Pagi di hari keberangkatan klub karate menuju Oarai membuat Harumi sibuk mengecek banyak hal. Ponselnya selalu terhubung pada para manajer dan pelatih klub. Begitu tiba di Stasiun Akimori, Harumi bukan anggota klub yang datang pertama kali. Hatinya serasa mencelos begitu melihat Dika tengah duduk di bangku tunggu sambil memainkan ponselnya. Ia berdebar-debar antara menduga keberadaan Chika bersama anak laki-laki itu atau perasaan cemburu yang selama ini ia pendam terhadap Dika. 

Ohayou, Senpai.” sapa Dika yang langsung berdiri. Harumi tersenyum tipis seraya menata ekspresi. Dia tidak bisa serta-merta melampiaskan emosinya. Harumi membalas dengan senyum tipis serupa dan bungkukan kecil. Tidak seperti yang ia kira, Chika tidak datang bersama dengan laki-laki itu. Ia itu justru muncul saat jadwal keberangkatan kereta nyaris tiba dengan rona pucat di wajahnya.

“Senpai, kau ada sedikit masalah dengan Dika-kun, ya?” tanya Chika berbisik di telinga Harumi. Laki-laki itu terhenyak begitu nafas Chika meniup daun telinganya. Jantungnya sudah setengah copot karena tingkah yang Chika lakukan. Belum lagi tatapan polos gadis itu menghujam dalam ke mata Harumi. Sama sekali tidak tampak rasa canggung pada Chika yang menatap Harumi lurus-lurus. Harumi sendiri merutuki dirinya karena nyaris memperlihatkan rasa cemburunya begitu melihat Dika menanyakan sesuatu pada Chika di pinggir peron. Bahkan Chika yang tidak peka sekalipun bisa merasakan hal aneh yang terjadi pada Harumi.

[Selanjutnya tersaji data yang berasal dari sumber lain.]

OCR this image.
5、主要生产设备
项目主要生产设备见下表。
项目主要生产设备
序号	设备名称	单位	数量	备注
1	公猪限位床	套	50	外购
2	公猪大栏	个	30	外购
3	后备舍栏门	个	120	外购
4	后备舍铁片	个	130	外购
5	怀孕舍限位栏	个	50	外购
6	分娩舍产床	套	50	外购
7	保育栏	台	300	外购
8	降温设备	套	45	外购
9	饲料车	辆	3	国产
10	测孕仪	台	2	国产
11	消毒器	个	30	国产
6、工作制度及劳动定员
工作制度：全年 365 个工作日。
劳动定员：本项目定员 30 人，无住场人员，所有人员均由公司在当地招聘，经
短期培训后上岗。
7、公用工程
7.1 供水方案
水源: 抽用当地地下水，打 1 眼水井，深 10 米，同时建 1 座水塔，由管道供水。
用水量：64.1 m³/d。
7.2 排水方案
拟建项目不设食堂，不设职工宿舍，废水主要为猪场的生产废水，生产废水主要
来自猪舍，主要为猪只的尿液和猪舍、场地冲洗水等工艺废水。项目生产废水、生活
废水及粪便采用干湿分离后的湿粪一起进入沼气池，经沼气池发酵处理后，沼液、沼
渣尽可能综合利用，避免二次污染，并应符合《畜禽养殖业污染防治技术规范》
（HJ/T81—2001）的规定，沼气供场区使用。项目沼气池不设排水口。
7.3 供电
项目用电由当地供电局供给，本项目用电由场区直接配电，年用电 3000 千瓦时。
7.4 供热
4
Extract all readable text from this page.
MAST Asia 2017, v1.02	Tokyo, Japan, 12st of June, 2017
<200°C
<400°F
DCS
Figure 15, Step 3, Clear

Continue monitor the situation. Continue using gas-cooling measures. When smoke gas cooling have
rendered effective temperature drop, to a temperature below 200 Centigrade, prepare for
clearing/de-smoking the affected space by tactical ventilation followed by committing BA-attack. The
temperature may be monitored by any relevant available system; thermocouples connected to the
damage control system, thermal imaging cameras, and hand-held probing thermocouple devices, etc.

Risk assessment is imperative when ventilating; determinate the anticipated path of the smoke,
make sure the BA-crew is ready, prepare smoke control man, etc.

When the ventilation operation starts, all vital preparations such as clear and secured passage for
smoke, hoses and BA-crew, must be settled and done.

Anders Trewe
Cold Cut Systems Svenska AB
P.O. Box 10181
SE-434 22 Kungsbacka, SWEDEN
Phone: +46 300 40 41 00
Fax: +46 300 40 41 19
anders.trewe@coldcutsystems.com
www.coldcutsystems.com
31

“Jangan sedekat itu, dong.” ucap Harumi mendorong Chika menjauh. Ia berusaha keras agar suaranya tidak bergetar karena gugup. Selagi ia mengatur degupan jantungnya, mata Harumi bertemu dengan mata Dika yang ternyata sedari tadi memperhatikannya. Ekspresi Dika tidak berubah meskipun Harumi memergoki bocah laki-laki itu tengah mengamatinya. Sekali lagi, Dika hanya mengangguk kecil dan memutar tubuhnya setelah beberapa lama saling melempar pandang. Entah apa yang terjadi pada dirnya, Harumi hanya bisa menahan segala kecamuk yang ada di kepalanya. Bahkan, meski ia ragu, secuil amarah yang terbersit karena sikap acuh Dika, ternyata menyinggung ego Harumi. 

*** 

“Kau serius ikut latihan dengan kondisi seperti itu?” sebuah suara membuat Harumi berhenti begitu masuk ke penginapan. Ia sempat berpapasan dengan anak perempuan yang diketahuinya sebagai teman sekamar Chika. Harumi cukup terganggu dengan tawa kecil yang Ichigo coba sembunyikan. 

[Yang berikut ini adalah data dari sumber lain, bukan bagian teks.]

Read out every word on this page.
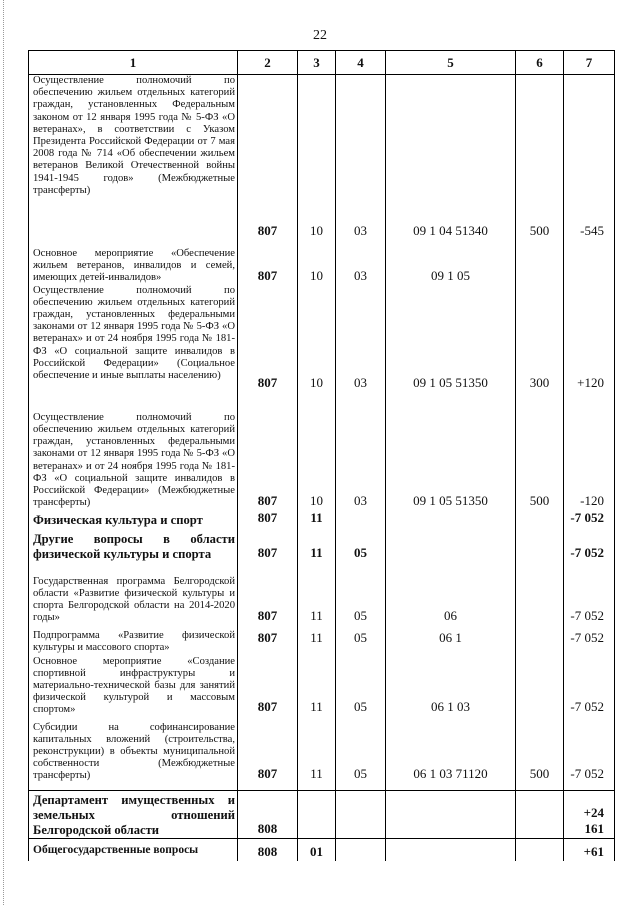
22
1	2	3	4	5	6	7
Осуществление полномочий по обеспечению жильем отдельных категорий граждан, установленных Федеральным законом от 12 января 1995 года № 5-ФЗ «О ветеранах», в соответствии с Указом Президента Российской Федерации от 7 мая 2008 года № 714 «Об обеспечении жильем ветеранов Великой Отечественной войны 1941-1945 годов» (Межбюджетные трансферты)	807	10	03	09 1 04 51340	500	-545

Основное мероприятие «Обеспечение жильем ветеранов, инвалидов и семей, имеющих детей-инвалидов»	807	10	03	09 1 05		
Осуществление полномочий по обеспечению жильем отдельных категорий граждан, установленных федеральными законами от 12 января 1995 года № 5-ФЗ «О ветеранах» и от 24 ноября 1995 года № 181-ФЗ «О социальной защите инвалидов в Российской Федерации» (Социальное обеспечение и иные выплаты населению)	807	10	03	09 1 05 51350	300	+120
Осуществление полномочий по обеспечению жильем отдельных категорий граждан, установленных федеральными законами от 12 января 1995 года № 5-ФЗ «О ветеранах» и от 24 ноября 1995 года № 181-ФЗ «О социальной защите инвалидов в Российской Федерации» (Межбюджетные трансферты)	807	10	03	09 1 05 51350	500	-120
Физическая культура и спорт	807	11				-7 052

Другие вопросы в области физической культуры и спорта	807	11	05			-7 052
Государственная программа Белгородской области «Развитие физической культуры и спорта Белгородской области на 2014-2020 годы»	807	11	05	06		-7 052

Подпрограмма «Развитие физической культуры и массового спорта»	807	11	05	06 1		-7 052
Основное мероприятие «Создание спортивной инфраструктуры и материально-технической базы для занятий физической культурой и массовым спортом»	807	11	05	06 1 03		-7 052
Субсидии на софинансирование капитальных вложений (строительства, реконструкции) в объекты муниципальной собственности (Межбюджетные трансферты)	807	11	05	06 1 03 71120	500	-7 052

Департамент имущественных и земельных отношений Белгородской области	808					+24 161

Общегосударственные вопросы	808	01				+61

“Mana bisa. Nanti aku bisa mengantuk.” seru Chika yang harumi dengar kemudian. 

“Apa yang kalian lakukan?” tanya Harumi dengan nada tegas. “Cepat keluar sebelum kalian kehabisan waktu!” laki-laki itu menatap ke arah Chika dan Dika berada. Chika sendiri langsung berlari keluar penginapan begitu melihat Harumi berpatroli. Namun, berbeda jauh dengan Chika, Dika memilih berjalan dengan santai. 

“Aku menyukai Chika.” ujar Harumi pelan saat Dika berjalan melewatinya. Laki-laki itu menghentikan langkahnya dan menoleh ke Harumi.

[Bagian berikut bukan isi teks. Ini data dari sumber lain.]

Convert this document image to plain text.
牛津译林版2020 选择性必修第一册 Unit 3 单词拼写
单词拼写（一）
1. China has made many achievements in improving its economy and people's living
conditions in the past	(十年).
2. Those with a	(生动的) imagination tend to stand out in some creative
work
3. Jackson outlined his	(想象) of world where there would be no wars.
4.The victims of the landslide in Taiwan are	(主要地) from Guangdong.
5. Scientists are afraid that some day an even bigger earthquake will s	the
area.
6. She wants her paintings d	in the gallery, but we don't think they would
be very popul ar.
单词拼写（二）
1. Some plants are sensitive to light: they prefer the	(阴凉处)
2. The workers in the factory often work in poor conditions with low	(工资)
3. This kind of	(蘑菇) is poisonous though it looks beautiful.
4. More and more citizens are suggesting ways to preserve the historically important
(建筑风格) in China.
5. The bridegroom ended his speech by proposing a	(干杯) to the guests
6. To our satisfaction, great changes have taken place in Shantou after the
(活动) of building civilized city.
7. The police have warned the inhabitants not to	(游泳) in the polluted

“Kurasa seluruh anggota klub sudah mengetahuinya.” jawab Dika datar.

“Kalau begitu kau tahu bagaimana harus memperlakukannya, bukan? Setidaknya kau mengerti batasan dalam mendekatinya.”

Dika menghela nafas panjang seraya memasukkan kedua tangannya ke dalam saku celana olahraga yang ia pakai. Badannya berputar menghadap Harumi dengan sempurna.